The fate of the Iran nuclear deal is on everyone’s minds right now, as the May deadline that Donald Trump set for fixing its flaws is coming up fast.

One of these flaws is the lack of independent inspections that Iranian regime’s nuclear programme has been subject to since the deal, known as the Joint Comprehensive Plan of Action (JCPOA), was signed.

Under the terms of the deal, the International Atomic Energy Agency (IAEA) should be allowed to inspect any suspected location, including a military site, in Iran or under Iran’s control in other countries for nuclear activity that violates the deal.

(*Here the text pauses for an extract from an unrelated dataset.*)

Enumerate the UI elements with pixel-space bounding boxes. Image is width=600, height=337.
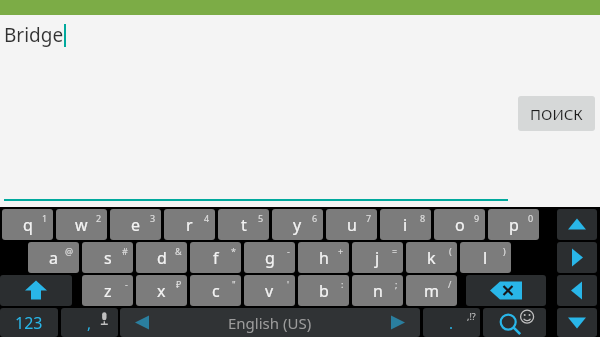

Why Iran’s military facilities need investigating

The Iranian military and their Revolutionary Guards Corps militia were heavily involved in Iran’s malign nuclear weapons programme. They even admitted as much when the Iranian Resistance first revealed their clandestine nuclear programme in 2003. There is no reason to suspect that they would not be now.

The IAEA needs access to these sites in order to investigate whether or not Iran is working on nuclear weapons in secret, under the guise of military operations.

Iran’s refusals

Iranian regime is not allowed to declare any of these sites to be off-limits, but yet they’ve been allowed to. They’ve refused entry to sites citing an IAEA resolution that Iran has intentionally misunderstood. They’ve delayed access to others until they could clear up the area. Now it appears the IAEA is reluctant to even request access to these sites.

This is not the transparency we were promised.

If the IAEA is not allowed to inspect these sites, then Iran could be getting away with illicit nuclear activity. This is not speculation. In 2017, the Iranian Resistance gave evidence of Iran doing just that to the Western powers who signed the Iran deal.

Dr. Olli Heinonen, a senior advisor on science and non-proliferation at the Foundation for Defense of Democracies and the former deputy director general of the IAEA and head of its Department of Safeguard, wrote:

“Only through the rigorous implementation of the provisions of the [JCPOA and other law surrounding Iran’s nuclear programme] can the IAEA member states be assured that Iran’s nuclear program is peaceful. The IAEA is obligated to verify the correctness and completeness of Iran’s declarations, and thus there can be no sanctuaries immune from IAEA inspection. Only with a full and timely picture of how the IAEA secretariat fulfils its verification and monitoring mandate can the international community determine if Iran is complying with its part of the nuclear bargain.